Three Strategies To Reduce Construction Equipment Theft

April 4th, 2019

Construction sites present a unique challenge to security professionals around the Waverly area. Construction sites are often difficult to monitor, lack the infrastructure to set up a thorough security system, and left vacant at night. However, construction equipment is very high value. The difficulty of providing comprehensive security and the high value of equipment makes construction sites an ideal target for criminals. It’s low-risk and high-reward. Therefore, construction companies need to consider site security as part of their site planning.

Theft Without Recourse

Construction site theft is especially problematic because unlike with other high value equipment like business vehicles, there’s no IA or national database to track this equipment. Furthermore, there are smaller items such as tools and materials that also cannot be tracked, but are highly valuable. So once construction site equipment and materials are stolen, it’s nearly impossible for Waverly police to recover them.

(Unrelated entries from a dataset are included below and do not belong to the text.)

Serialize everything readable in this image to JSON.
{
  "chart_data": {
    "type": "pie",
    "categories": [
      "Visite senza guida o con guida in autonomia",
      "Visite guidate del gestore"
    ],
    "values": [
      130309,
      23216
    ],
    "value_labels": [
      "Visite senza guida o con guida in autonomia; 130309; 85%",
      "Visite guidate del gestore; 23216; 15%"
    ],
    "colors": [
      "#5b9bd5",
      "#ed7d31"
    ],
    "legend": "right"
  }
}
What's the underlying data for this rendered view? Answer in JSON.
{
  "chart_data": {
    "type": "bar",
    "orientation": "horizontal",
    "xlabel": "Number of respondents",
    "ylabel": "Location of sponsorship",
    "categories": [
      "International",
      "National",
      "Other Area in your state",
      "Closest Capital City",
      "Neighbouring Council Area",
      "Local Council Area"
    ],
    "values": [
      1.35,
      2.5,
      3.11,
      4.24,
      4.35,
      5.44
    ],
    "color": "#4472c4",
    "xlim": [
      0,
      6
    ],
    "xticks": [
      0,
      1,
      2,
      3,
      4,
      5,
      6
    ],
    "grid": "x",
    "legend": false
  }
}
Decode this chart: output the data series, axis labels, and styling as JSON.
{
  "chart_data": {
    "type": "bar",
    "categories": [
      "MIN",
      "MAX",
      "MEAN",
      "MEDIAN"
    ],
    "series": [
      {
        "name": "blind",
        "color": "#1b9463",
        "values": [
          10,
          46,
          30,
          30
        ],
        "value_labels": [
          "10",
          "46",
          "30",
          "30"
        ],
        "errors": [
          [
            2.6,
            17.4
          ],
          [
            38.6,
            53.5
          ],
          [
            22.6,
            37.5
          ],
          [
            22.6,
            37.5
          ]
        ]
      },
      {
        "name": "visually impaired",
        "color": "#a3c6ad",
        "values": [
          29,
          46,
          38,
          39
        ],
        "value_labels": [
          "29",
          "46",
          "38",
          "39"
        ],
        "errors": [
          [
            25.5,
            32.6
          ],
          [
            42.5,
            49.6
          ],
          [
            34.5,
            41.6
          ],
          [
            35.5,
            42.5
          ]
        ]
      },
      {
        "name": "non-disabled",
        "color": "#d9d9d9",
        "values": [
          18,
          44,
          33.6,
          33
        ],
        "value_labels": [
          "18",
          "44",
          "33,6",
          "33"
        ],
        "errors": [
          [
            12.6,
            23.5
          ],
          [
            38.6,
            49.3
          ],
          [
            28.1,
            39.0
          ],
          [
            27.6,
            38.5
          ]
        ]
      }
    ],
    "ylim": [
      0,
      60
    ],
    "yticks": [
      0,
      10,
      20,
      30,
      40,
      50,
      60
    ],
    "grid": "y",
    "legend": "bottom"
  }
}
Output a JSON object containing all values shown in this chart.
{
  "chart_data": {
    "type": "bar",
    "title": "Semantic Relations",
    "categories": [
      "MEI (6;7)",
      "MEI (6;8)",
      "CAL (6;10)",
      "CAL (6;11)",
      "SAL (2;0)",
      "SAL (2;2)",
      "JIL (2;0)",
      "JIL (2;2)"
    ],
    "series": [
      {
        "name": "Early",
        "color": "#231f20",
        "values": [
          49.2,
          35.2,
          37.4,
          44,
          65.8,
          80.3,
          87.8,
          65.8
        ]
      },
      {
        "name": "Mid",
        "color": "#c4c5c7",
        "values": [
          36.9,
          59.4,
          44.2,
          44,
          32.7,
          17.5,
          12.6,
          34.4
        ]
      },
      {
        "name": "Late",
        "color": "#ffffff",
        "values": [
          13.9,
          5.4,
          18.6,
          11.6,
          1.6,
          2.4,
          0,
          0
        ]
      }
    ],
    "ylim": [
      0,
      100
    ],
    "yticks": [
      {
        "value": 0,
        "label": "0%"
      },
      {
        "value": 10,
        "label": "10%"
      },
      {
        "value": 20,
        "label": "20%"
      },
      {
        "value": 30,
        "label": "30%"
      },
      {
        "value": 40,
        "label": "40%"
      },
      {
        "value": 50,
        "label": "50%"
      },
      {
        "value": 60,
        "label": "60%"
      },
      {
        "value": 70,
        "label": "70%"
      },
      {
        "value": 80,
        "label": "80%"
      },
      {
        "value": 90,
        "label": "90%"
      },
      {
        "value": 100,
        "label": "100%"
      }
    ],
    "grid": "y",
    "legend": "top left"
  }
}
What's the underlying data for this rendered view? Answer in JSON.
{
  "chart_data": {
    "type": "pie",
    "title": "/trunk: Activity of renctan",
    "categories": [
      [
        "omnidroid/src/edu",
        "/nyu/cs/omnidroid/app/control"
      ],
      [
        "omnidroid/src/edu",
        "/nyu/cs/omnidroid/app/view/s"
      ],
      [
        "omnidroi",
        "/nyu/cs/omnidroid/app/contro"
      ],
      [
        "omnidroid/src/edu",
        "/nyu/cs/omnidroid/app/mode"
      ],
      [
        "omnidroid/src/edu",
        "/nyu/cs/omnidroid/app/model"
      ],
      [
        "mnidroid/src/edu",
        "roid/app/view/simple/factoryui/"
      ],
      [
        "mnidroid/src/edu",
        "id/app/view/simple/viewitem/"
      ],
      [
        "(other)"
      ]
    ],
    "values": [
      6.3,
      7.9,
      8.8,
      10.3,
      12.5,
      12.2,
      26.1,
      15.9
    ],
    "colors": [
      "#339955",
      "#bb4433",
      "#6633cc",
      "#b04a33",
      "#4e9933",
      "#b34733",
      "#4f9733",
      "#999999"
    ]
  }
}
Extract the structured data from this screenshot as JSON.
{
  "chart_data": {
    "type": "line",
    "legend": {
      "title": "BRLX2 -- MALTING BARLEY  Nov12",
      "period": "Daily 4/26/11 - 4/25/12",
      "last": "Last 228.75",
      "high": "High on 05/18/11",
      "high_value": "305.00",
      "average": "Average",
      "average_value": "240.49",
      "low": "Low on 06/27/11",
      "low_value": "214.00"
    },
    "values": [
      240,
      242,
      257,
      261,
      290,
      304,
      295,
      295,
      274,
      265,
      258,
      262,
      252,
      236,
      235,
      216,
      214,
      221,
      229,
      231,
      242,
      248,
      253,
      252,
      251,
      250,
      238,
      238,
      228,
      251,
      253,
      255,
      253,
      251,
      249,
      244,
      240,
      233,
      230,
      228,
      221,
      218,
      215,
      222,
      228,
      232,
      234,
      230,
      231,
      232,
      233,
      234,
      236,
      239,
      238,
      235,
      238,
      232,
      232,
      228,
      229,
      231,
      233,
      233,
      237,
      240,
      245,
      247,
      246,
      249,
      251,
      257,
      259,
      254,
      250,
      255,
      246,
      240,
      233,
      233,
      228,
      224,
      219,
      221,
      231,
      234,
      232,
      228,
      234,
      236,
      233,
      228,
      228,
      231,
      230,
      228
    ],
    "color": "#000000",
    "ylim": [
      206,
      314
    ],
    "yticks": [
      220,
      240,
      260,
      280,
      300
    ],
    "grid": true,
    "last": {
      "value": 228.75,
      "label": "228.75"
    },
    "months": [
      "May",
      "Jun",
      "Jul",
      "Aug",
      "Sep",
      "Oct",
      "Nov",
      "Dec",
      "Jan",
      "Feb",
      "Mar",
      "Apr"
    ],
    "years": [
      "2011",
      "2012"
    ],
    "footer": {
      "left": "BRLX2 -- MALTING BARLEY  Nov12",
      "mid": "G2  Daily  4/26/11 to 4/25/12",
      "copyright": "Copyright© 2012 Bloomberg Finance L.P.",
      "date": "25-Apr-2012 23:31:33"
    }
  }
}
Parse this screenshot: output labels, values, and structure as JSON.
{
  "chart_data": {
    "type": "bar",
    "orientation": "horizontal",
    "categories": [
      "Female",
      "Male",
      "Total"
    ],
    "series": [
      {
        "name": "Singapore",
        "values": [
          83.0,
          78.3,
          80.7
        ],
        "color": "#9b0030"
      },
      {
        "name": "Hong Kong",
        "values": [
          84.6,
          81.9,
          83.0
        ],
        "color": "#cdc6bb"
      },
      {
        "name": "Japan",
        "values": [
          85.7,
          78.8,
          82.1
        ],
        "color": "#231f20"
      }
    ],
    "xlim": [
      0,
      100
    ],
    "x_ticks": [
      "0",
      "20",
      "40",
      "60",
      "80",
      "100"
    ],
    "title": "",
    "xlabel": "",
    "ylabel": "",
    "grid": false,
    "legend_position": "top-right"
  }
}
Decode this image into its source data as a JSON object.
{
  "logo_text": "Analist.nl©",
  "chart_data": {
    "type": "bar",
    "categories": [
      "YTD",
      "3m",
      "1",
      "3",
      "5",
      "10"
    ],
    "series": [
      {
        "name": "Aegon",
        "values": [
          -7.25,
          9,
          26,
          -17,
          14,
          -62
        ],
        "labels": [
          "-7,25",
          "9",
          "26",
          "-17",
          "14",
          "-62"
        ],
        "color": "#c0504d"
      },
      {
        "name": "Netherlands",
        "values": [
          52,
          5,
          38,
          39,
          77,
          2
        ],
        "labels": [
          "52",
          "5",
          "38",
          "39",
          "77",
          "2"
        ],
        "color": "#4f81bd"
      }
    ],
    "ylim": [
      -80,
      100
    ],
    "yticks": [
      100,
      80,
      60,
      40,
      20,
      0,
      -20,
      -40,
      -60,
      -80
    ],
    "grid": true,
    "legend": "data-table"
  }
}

The High Costs Of Construction Site Theft

When a construction site is robbed, the costs are not just simply the costs of the equipment and materials taken. There are also many ancillary costs. First of all, if equipment is stolen, business owners will not only have to pay to replace the equipment, they may also have to rent equipment to get the job done in time. When materials are stolen, it may delay the projects weeks for a new material order to come in which costs big in extended labor expenses and missing out on other jobs. Not to mention, all of this is damaging to a construction company’s reputation, which can cost money in lost jobs and broken contracts.

Three Strategies To Protect Your Construction Equipment

Though a comprehensive security system may be out of the question, there are still some things construction company owners can do to secure their site. These may not prevent all theft, but they can reduce your risk of theft:

  1. Store construction unattended equipment behind fencing in well-lit areas. Both temporary fencing and lighting can be erected pretty easily on a site. You just need to plan ahead for the location and materials.
  2. Use surveillance cameras to monitor the site. Nowadays, surveillance cameras do not need to be hardwired. Instead, you can use battery-powered IP cameras that can go with you to different construction sites but can be monitored from your company’s home office.
  3. Lock down and immobilize any equipment not being used. There are a lot of different anti-theft devices that can be used including wheel locks, kill switches, and even just a traditional padlock can go a long way.

Another great idea is to work with a security expert who specializes in construction site security. They will be able to advise you on the different technologies now available to help protect your equipment and materials. They will also be able to help you incorporate security features in your overall construction site plans and train your staff in helping ensure nothing gets stolen whether they are on or off the job site.